The intelligence community is a criminal enterprise and its impunity is a US vital interest. The president is a subordinate spokesmodel for it. Until you can blurt out this exhaustively-documented international consensus, these thinkpieces will have all the impact of a Boy’s State prize essay.

tyr July 28, 2016 11:36 PM

Here’s another peach about the way governments
define legality.

Apparently they didn’t learn anything from the
Nuremberg trials.

Frederick the Great banned judicial torture
and he was positively incensed by a court
decision that deprived a citizen of his
livelihood, because the court had done this
in his name. Citizens of USA should share his
outrage because these things are being done in
our name. It takes a special kind of mealy-
mouthed hypocrite to debate turning an innocent
loose after a bureaucratic mistake, which has
been done far too often in these cases.

de La Boetie July 29, 2016 9:06 AM

Another factor in the way the legal system is bent by the NSA and government is the disgraceful exploitation of public funds to defend and delay cases which a rational person would not, and often in cases where the public interest is obvious.
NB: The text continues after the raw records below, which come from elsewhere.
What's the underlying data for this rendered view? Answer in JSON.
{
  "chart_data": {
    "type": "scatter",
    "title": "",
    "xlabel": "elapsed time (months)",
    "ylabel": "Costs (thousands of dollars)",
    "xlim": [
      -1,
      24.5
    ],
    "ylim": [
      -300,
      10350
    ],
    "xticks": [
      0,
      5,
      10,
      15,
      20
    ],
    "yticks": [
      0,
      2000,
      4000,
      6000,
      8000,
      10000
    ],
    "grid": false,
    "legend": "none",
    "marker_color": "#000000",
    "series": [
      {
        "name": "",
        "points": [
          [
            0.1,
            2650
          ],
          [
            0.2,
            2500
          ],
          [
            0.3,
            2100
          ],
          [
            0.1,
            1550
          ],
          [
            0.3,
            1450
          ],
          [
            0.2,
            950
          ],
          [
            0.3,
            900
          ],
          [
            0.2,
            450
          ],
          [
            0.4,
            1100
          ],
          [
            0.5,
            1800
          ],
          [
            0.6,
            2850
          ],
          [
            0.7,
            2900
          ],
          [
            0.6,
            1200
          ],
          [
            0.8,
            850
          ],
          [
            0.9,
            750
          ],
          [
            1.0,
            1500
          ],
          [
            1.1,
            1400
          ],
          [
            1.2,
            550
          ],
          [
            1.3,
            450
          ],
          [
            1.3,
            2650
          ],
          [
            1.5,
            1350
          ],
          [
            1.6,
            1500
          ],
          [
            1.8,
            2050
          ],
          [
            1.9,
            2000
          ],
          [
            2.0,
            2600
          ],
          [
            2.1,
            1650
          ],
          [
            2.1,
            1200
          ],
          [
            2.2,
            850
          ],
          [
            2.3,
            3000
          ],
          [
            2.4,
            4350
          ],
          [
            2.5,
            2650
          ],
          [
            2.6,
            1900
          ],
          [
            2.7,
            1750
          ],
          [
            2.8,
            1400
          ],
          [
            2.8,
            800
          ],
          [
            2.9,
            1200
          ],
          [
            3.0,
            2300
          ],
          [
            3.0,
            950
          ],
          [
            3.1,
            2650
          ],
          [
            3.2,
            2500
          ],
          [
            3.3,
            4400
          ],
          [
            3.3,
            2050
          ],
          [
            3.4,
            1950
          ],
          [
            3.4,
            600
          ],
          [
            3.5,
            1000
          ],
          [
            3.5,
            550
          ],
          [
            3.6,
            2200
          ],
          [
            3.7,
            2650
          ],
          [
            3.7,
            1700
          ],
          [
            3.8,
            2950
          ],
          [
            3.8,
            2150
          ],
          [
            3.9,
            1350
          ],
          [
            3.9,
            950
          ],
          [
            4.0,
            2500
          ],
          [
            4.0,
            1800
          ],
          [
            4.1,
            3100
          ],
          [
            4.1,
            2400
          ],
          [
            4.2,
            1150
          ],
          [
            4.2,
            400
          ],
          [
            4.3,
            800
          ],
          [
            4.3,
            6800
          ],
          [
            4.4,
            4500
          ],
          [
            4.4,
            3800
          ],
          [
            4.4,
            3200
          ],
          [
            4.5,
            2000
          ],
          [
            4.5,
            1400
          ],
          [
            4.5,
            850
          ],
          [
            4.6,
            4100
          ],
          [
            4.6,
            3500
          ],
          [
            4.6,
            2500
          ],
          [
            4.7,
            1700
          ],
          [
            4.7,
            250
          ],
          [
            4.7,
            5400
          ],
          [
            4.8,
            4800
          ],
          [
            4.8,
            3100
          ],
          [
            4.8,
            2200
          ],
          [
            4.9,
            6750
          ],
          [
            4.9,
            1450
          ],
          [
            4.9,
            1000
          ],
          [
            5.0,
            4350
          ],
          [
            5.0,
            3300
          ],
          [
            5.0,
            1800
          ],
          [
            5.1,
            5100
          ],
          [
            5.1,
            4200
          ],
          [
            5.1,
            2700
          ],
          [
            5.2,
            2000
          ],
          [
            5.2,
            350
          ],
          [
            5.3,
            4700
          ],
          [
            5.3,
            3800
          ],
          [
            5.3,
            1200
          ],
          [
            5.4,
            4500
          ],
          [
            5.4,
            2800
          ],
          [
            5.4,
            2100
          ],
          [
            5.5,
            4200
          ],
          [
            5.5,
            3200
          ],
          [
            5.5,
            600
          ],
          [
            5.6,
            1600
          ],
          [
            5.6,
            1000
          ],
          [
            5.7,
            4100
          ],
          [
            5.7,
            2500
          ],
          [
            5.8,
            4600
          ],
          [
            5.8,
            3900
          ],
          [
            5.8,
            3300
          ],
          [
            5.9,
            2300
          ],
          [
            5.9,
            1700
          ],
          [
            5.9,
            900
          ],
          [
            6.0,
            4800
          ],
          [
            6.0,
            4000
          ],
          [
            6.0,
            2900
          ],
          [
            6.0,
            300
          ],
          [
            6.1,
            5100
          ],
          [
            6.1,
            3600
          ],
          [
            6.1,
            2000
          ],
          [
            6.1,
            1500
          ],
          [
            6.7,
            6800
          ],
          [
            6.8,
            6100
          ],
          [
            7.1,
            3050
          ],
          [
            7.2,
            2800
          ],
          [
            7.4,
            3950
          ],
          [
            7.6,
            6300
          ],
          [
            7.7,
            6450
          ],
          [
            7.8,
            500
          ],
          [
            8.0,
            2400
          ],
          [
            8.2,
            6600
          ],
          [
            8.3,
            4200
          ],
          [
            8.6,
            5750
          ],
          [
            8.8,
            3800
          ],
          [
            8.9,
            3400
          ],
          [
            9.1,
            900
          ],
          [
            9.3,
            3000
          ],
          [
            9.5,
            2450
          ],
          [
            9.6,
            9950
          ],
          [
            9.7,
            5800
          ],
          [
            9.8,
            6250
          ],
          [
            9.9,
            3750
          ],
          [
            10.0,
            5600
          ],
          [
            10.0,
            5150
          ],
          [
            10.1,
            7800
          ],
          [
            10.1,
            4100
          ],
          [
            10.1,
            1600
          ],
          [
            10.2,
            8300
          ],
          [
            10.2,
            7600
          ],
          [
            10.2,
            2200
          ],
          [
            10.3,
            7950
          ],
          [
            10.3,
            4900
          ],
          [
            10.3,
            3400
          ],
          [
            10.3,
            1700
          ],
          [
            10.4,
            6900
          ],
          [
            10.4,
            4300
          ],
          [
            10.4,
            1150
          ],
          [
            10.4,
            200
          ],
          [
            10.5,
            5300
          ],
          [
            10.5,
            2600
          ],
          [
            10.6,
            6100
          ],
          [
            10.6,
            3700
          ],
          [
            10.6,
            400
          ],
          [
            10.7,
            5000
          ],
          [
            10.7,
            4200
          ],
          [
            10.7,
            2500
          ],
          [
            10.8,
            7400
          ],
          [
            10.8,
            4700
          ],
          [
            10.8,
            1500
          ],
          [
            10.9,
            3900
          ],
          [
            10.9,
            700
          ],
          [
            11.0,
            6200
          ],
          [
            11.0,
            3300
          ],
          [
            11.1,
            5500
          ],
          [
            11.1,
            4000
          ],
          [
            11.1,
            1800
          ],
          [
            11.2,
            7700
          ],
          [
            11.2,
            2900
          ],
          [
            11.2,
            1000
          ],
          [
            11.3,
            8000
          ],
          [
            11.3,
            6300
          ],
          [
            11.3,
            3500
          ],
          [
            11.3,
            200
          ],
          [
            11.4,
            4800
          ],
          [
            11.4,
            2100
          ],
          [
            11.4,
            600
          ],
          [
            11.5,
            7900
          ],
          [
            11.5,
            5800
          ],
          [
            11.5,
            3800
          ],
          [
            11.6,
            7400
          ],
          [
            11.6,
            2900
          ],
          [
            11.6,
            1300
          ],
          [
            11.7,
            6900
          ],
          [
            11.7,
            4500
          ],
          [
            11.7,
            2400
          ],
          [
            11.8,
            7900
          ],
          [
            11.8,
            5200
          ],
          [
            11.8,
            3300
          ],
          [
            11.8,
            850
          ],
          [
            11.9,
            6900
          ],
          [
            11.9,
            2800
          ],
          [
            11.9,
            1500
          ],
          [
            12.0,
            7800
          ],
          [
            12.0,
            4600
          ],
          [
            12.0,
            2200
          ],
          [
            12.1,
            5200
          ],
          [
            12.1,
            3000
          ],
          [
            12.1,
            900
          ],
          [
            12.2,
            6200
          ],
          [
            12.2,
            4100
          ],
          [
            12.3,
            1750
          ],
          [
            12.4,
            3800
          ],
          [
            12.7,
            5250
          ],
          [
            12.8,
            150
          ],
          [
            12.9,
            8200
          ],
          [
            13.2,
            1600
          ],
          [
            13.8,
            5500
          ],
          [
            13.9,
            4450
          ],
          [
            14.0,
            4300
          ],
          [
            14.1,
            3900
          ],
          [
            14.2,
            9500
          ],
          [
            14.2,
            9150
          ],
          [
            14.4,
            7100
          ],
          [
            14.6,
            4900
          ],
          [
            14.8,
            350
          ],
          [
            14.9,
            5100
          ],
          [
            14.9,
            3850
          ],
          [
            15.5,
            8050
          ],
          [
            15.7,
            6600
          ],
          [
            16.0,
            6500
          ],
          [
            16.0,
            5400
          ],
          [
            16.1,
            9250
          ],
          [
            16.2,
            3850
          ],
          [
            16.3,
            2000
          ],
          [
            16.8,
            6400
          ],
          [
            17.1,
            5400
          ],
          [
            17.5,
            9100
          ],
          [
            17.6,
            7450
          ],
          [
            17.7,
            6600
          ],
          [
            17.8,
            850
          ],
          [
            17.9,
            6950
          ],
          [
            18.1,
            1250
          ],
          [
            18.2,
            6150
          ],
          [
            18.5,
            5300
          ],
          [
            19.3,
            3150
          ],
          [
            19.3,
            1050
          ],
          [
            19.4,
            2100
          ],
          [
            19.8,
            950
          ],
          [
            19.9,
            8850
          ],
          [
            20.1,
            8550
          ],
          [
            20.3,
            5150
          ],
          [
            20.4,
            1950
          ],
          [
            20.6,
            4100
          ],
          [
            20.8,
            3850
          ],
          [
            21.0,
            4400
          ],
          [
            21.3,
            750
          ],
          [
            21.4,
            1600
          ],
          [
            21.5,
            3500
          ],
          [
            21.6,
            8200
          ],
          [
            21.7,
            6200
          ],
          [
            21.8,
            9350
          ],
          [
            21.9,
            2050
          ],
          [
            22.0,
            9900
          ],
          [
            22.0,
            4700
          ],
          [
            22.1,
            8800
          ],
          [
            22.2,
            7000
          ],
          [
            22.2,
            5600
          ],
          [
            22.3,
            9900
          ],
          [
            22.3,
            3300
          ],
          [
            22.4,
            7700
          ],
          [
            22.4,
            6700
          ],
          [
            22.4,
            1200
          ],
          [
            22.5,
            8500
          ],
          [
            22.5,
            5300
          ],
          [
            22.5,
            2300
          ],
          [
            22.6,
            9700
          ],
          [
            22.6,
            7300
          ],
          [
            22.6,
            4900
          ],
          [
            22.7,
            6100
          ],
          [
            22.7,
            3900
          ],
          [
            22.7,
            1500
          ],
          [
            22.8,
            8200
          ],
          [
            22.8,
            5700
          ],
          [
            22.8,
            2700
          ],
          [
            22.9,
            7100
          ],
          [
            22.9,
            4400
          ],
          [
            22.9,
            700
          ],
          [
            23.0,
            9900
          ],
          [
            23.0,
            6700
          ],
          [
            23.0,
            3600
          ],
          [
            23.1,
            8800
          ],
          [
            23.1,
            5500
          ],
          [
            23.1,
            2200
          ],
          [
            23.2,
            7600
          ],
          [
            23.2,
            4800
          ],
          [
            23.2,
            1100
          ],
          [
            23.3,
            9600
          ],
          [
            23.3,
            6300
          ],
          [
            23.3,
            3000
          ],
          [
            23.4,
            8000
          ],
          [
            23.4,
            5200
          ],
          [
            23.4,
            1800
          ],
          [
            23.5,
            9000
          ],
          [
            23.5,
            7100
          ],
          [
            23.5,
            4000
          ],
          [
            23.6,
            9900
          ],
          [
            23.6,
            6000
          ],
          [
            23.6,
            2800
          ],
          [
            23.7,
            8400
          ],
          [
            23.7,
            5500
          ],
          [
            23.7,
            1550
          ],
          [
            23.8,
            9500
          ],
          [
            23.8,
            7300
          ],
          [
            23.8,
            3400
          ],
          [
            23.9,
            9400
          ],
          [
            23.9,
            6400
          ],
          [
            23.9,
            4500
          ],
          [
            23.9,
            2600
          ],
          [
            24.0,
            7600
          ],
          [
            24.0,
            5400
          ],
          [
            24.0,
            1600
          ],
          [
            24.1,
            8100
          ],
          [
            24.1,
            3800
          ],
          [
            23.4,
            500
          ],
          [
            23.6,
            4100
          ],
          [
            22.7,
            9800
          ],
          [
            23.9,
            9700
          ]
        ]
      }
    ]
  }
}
Clearly, the law serves the rich, and who richer than the state.

This is also reflected, I think, in the salami-slicing way they keep on coming back with discredited and repeat legislative proposals, which have to be fought, every time, by privately funded, and often pro-bono lawyers and organisations, which saps their resources.

Meanwhile, everything the state does is funded to the hilt, and the misuse of public money is simply not punished, there’s no accountability.